Skip to content

Embeddings & pgvector

Embeddings convert text or image content into float vectors for similarity search.

Arcnem Vision stores embeddings in two tables:

TablePurposeFK target
document_embeddingsRaw document-derived vectorsdocuments.id
document_description_embeddingsDescription text vectorsdocument_descriptions.id

Each row includes:

  • embedding (pgvector column)
  • embedding_dim (stored vector length)
  • model_id (which model produced the vector)

The current schema stores variable-length vectors and tracks per-row dimensions.
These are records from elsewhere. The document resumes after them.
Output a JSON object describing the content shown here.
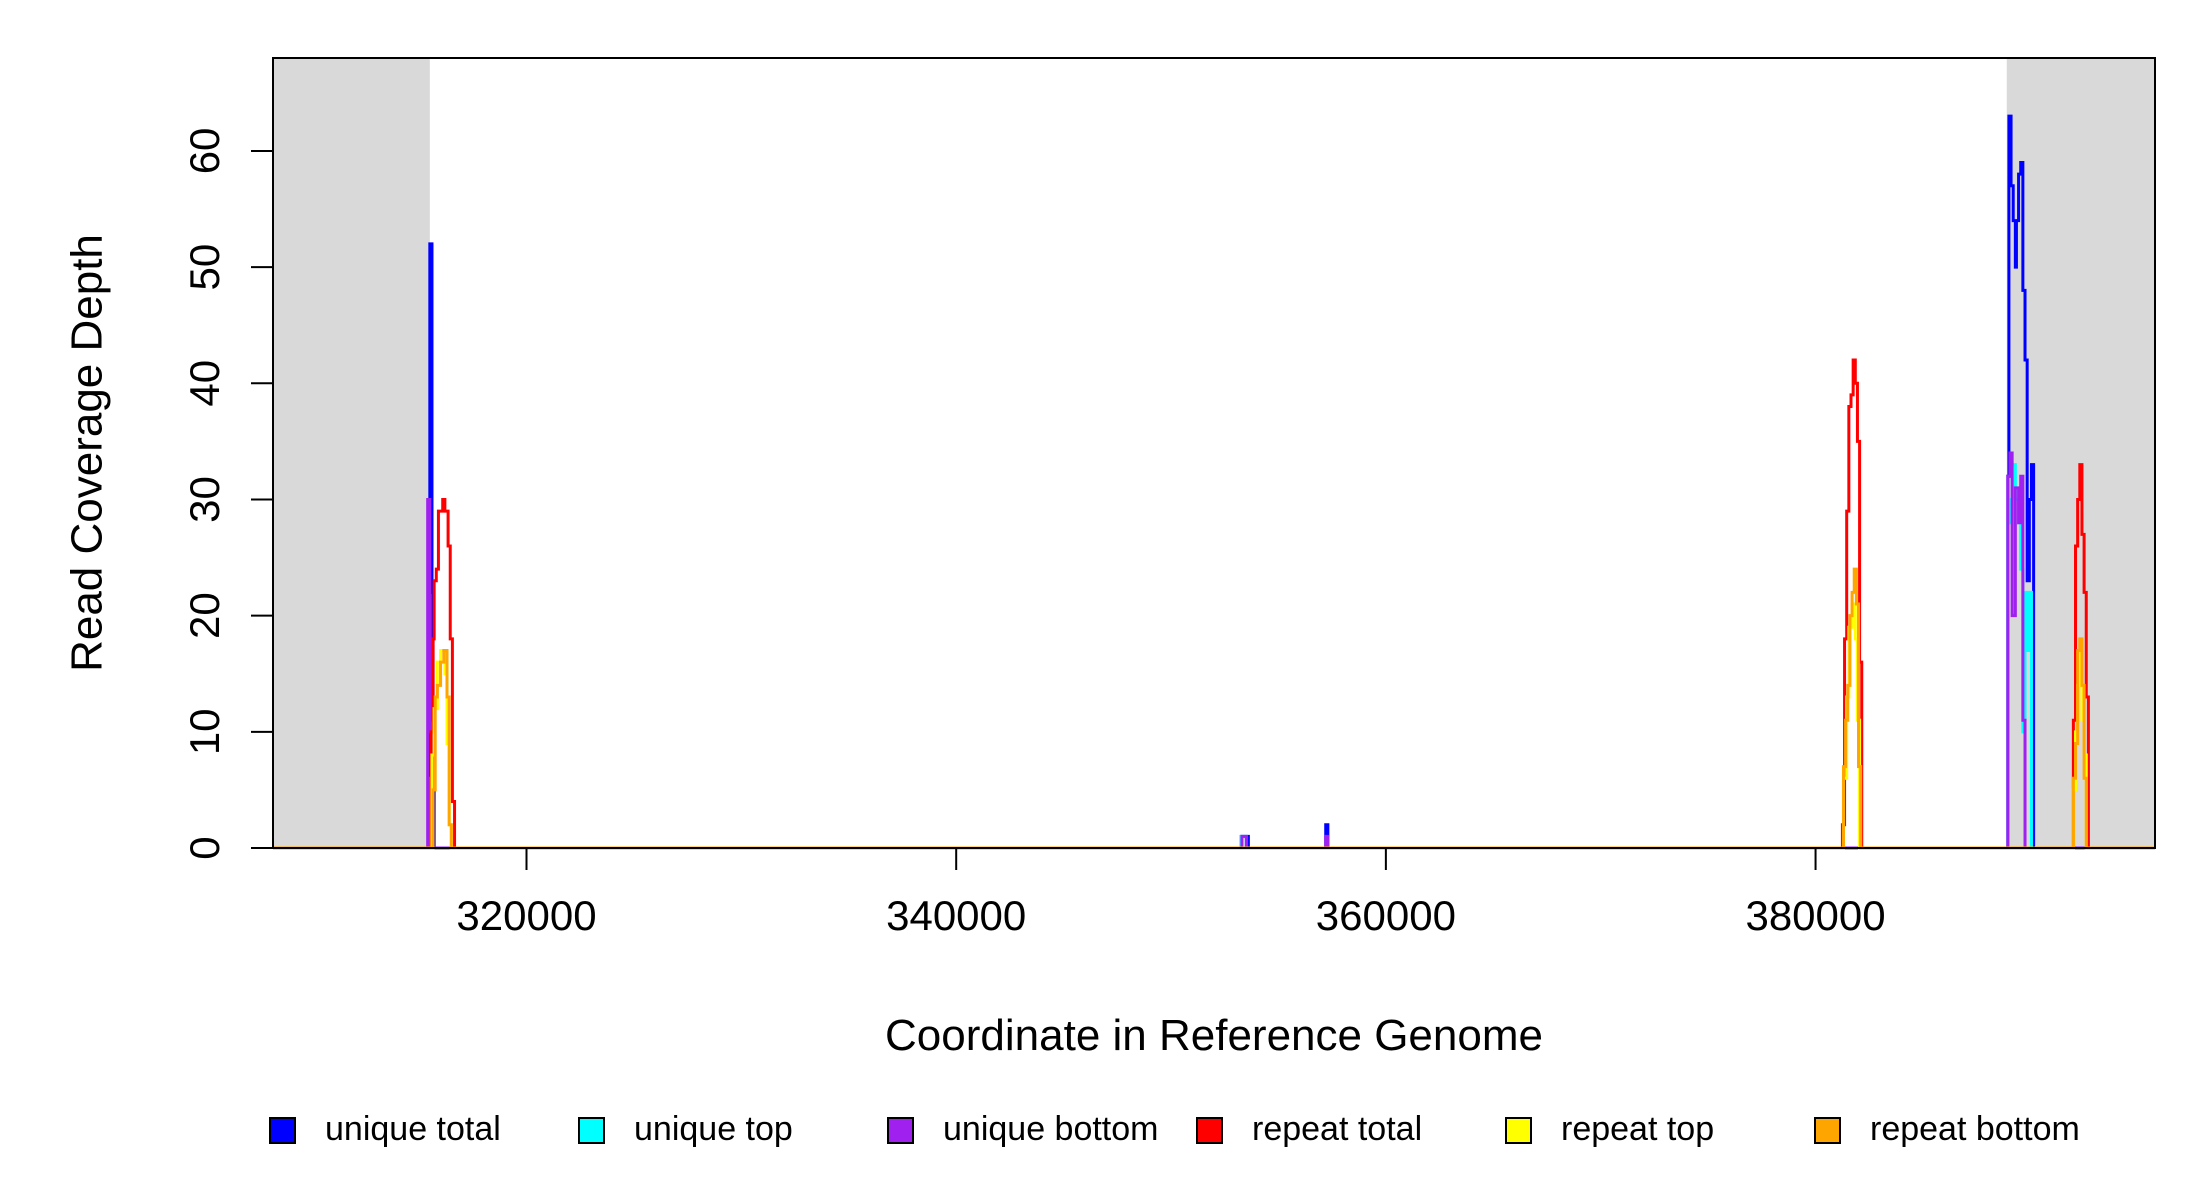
{
  "chart_data": {
    "type": "line",
    "title": "",
    "xlabel": "Coordinate in Reference Genome",
    "ylabel": "Read Coverage Depth",
    "xlim": [
      308200,
      395800
    ],
    "ylim": [
      0,
      68
    ],
    "xticks": [
      320000,
      340000,
      360000,
      380000
    ],
    "yticks": [
      0,
      10,
      20,
      30,
      40,
      50,
      60
    ],
    "shaded_regions": [
      [
        308200,
        315500
      ],
      [
        388900,
        395800
      ]
    ],
    "shade_color": "#d9d9d9",
    "grid": false,
    "legend_position": "bottom",
    "series": [
      {
        "name": "unique total",
        "color": "#0000ff",
        "points": [
          [
            308200,
            0
          ],
          [
            315500,
            0
          ],
          [
            315500,
            52
          ],
          [
            315600,
            52
          ],
          [
            315600,
            22
          ],
          [
            315650,
            22
          ],
          [
            315650,
            11
          ],
          [
            315700,
            11
          ],
          [
            315700,
            0
          ],
          [
            353300,
            0
          ],
          [
            353300,
            1
          ],
          [
            353600,
            1
          ],
          [
            353600,
            0
          ],
          [
            357200,
            0
          ],
          [
            357200,
            2
          ],
          [
            357300,
            2
          ],
          [
            357300,
            0
          ],
          [
            388950,
            0
          ],
          [
            388950,
            32
          ],
          [
            389000,
            32
          ],
          [
            389000,
            63
          ],
          [
            389100,
            63
          ],
          [
            389100,
            57
          ],
          [
            389200,
            57
          ],
          [
            389200,
            54
          ],
          [
            389300,
            54
          ],
          [
            389300,
            50
          ],
          [
            389350,
            50
          ],
          [
            389350,
            54
          ],
          [
            389450,
            54
          ],
          [
            389450,
            58
          ],
          [
            389550,
            58
          ],
          [
            389550,
            59
          ],
          [
            389650,
            59
          ],
          [
            389650,
            48
          ],
          [
            389750,
            48
          ],
          [
            389750,
            42
          ],
          [
            389850,
            42
          ],
          [
            389850,
            23
          ],
          [
            389950,
            23
          ],
          [
            389950,
            30
          ],
          [
            390050,
            30
          ],
          [
            390050,
            33
          ],
          [
            390150,
            33
          ],
          [
            390150,
            0
          ],
          [
            395800,
            0
          ]
        ]
      },
      {
        "name": "unique top",
        "color": "#00ffff",
        "points": [
          [
            308200,
            0
          ],
          [
            315500,
            0
          ],
          [
            315500,
            6
          ],
          [
            315600,
            6
          ],
          [
            315600,
            0
          ],
          [
            353250,
            0
          ],
          [
            353250,
            1
          ],
          [
            353500,
            1
          ],
          [
            353500,
            0
          ],
          [
            388950,
            0
          ],
          [
            388950,
            28
          ],
          [
            389050,
            28
          ],
          [
            389050,
            30
          ],
          [
            389150,
            30
          ],
          [
            389150,
            33
          ],
          [
            389300,
            33
          ],
          [
            389300,
            30
          ],
          [
            389450,
            30
          ],
          [
            389450,
            28
          ],
          [
            389550,
            28
          ],
          [
            389550,
            24
          ],
          [
            389650,
            24
          ],
          [
            389650,
            10
          ],
          [
            389750,
            10
          ],
          [
            389750,
            22
          ],
          [
            389850,
            22
          ],
          [
            389850,
            17
          ],
          [
            389950,
            17
          ],
          [
            389950,
            22
          ],
          [
            390050,
            22
          ],
          [
            390050,
            0
          ],
          [
            395800,
            0
          ]
        ]
      },
      {
        "name": "unique bottom",
        "color": "#a020f0",
        "points": [
          [
            308200,
            0
          ],
          [
            315400,
            0
          ],
          [
            315400,
            30
          ],
          [
            315500,
            30
          ],
          [
            315500,
            10
          ],
          [
            315600,
            10
          ],
          [
            315600,
            0
          ],
          [
            353300,
            0
          ],
          [
            353300,
            1
          ],
          [
            353500,
            1
          ],
          [
            353500,
            0
          ],
          [
            357200,
            0
          ],
          [
            357200,
            1
          ],
          [
            357300,
            1
          ],
          [
            357300,
            0
          ],
          [
            388950,
            0
          ],
          [
            388950,
            32
          ],
          [
            389050,
            32
          ],
          [
            389050,
            34
          ],
          [
            389150,
            34
          ],
          [
            389150,
            20
          ],
          [
            389300,
            20
          ],
          [
            389300,
            31
          ],
          [
            389450,
            31
          ],
          [
            389450,
            28
          ],
          [
            389550,
            28
          ],
          [
            389550,
            32
          ],
          [
            389650,
            32
          ],
          [
            389650,
            11
          ],
          [
            389750,
            11
          ],
          [
            389750,
            0
          ],
          [
            395800,
            0
          ]
        ]
      },
      {
        "name": "repeat total",
        "color": "#ff0000",
        "points": [
          [
            308200,
            0
          ],
          [
            315550,
            0
          ],
          [
            315550,
            10
          ],
          [
            315650,
            10
          ],
          [
            315650,
            18
          ],
          [
            315700,
            18
          ],
          [
            315700,
            23
          ],
          [
            315800,
            23
          ],
          [
            315800,
            24
          ],
          [
            315900,
            24
          ],
          [
            315900,
            29
          ],
          [
            316100,
            29
          ],
          [
            316100,
            30
          ],
          [
            316200,
            30
          ],
          [
            316200,
            29
          ],
          [
            316350,
            29
          ],
          [
            316350,
            26
          ],
          [
            316450,
            26
          ],
          [
            316450,
            18
          ],
          [
            316550,
            18
          ],
          [
            316550,
            4
          ],
          [
            316650,
            4
          ],
          [
            316650,
            0
          ],
          [
            381250,
            0
          ],
          [
            381250,
            2
          ],
          [
            381350,
            2
          ],
          [
            381350,
            18
          ],
          [
            381450,
            18
          ],
          [
            381450,
            29
          ],
          [
            381550,
            29
          ],
          [
            381550,
            38
          ],
          [
            381650,
            38
          ],
          [
            381650,
            39
          ],
          [
            381750,
            39
          ],
          [
            381750,
            42
          ],
          [
            381850,
            42
          ],
          [
            381850,
            40
          ],
          [
            381950,
            40
          ],
          [
            381950,
            35
          ],
          [
            382050,
            35
          ],
          [
            382050,
            16
          ],
          [
            382150,
            16
          ],
          [
            382150,
            0
          ],
          [
            392000,
            0
          ],
          [
            392000,
            11
          ],
          [
            392100,
            11
          ],
          [
            392100,
            26
          ],
          [
            392200,
            26
          ],
          [
            392200,
            30
          ],
          [
            392300,
            30
          ],
          [
            392300,
            33
          ],
          [
            392400,
            33
          ],
          [
            392400,
            27
          ],
          [
            392500,
            27
          ],
          [
            392500,
            22
          ],
          [
            392600,
            22
          ],
          [
            392600,
            13
          ],
          [
            392700,
            13
          ],
          [
            392700,
            0
          ],
          [
            395800,
            0
          ]
        ]
      },
      {
        "name": "repeat top",
        "color": "#ffff00",
        "points": [
          [
            308200,
            0
          ],
          [
            315600,
            0
          ],
          [
            315600,
            8
          ],
          [
            315700,
            8
          ],
          [
            315700,
            12
          ],
          [
            315850,
            12
          ],
          [
            315850,
            16
          ],
          [
            316000,
            16
          ],
          [
            316000,
            17
          ],
          [
            316200,
            17
          ],
          [
            316200,
            15
          ],
          [
            316300,
            15
          ],
          [
            316300,
            9
          ],
          [
            316400,
            9
          ],
          [
            316400,
            2
          ],
          [
            316500,
            2
          ],
          [
            316500,
            0
          ],
          [
            381300,
            0
          ],
          [
            381300,
            6
          ],
          [
            381450,
            6
          ],
          [
            381450,
            13
          ],
          [
            381550,
            13
          ],
          [
            381550,
            19
          ],
          [
            381700,
            19
          ],
          [
            381700,
            21
          ],
          [
            381850,
            21
          ],
          [
            381850,
            18
          ],
          [
            381950,
            18
          ],
          [
            381950,
            11
          ],
          [
            382050,
            11
          ],
          [
            382050,
            0
          ],
          [
            392000,
            0
          ],
          [
            392000,
            5
          ],
          [
            392100,
            5
          ],
          [
            392100,
            10
          ],
          [
            392200,
            10
          ],
          [
            392200,
            14
          ],
          [
            392300,
            14
          ],
          [
            392300,
            17
          ],
          [
            392400,
            17
          ],
          [
            392400,
            11
          ],
          [
            392500,
            11
          ],
          [
            392500,
            8
          ],
          [
            392600,
            8
          ],
          [
            392600,
            0
          ],
          [
            395800,
            0
          ]
        ]
      },
      {
        "name": "repeat bottom",
        "color": "#ffa500",
        "points": [
          [
            308200,
            0
          ],
          [
            315650,
            0
          ],
          [
            315650,
            5
          ],
          [
            315750,
            5
          ],
          [
            315750,
            13
          ],
          [
            315850,
            13
          ],
          [
            315850,
            14
          ],
          [
            316000,
            14
          ],
          [
            316000,
            16
          ],
          [
            316150,
            16
          ],
          [
            316150,
            17
          ],
          [
            316300,
            17
          ],
          [
            316300,
            13
          ],
          [
            316400,
            13
          ],
          [
            316400,
            2
          ],
          [
            316500,
            2
          ],
          [
            316500,
            0
          ],
          [
            381300,
            0
          ],
          [
            381300,
            7
          ],
          [
            381400,
            7
          ],
          [
            381400,
            11
          ],
          [
            381500,
            11
          ],
          [
            381500,
            14
          ],
          [
            381600,
            14
          ],
          [
            381600,
            20
          ],
          [
            381700,
            20
          ],
          [
            381700,
            22
          ],
          [
            381800,
            22
          ],
          [
            381800,
            24
          ],
          [
            381900,
            24
          ],
          [
            381900,
            21
          ],
          [
            382000,
            21
          ],
          [
            382000,
            7
          ],
          [
            382100,
            7
          ],
          [
            382100,
            0
          ],
          [
            392000,
            0
          ],
          [
            392000,
            6
          ],
          [
            392100,
            6
          ],
          [
            392100,
            9
          ],
          [
            392200,
            9
          ],
          [
            392200,
            17
          ],
          [
            392300,
            17
          ],
          [
            392300,
            18
          ],
          [
            392400,
            18
          ],
          [
            392400,
            14
          ],
          [
            392500,
            14
          ],
          [
            392500,
            6
          ],
          [
            392600,
            6
          ],
          [
            392600,
            0
          ],
          [
            395800,
            0
          ]
        ]
      }
    ]
  }
}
server/packages/db/src/schema/projectSchema.ts
embeddingDim: integer("embedding_dim").notNull().default(768),
embedding: variableVector("embedding").notNull(),
check(
"document_embeddings_embedding_dim_matches_vector",
sql`vector_dims(${table.embedding}) = ${table.embeddingDim}`,
),
  • Stored vector length must match embedding_dim (vector_dims(embedding) = embedding_dim).
  • The schema currently has partial HNSW indexes for embedding_dim = 768 and embedding_dim = 1536.
  • Similarity search is only meaningful when query and indexed vectors come from compatible model spaces.
  • Keep model_id and embedding_dim consistent between indexing and query flows.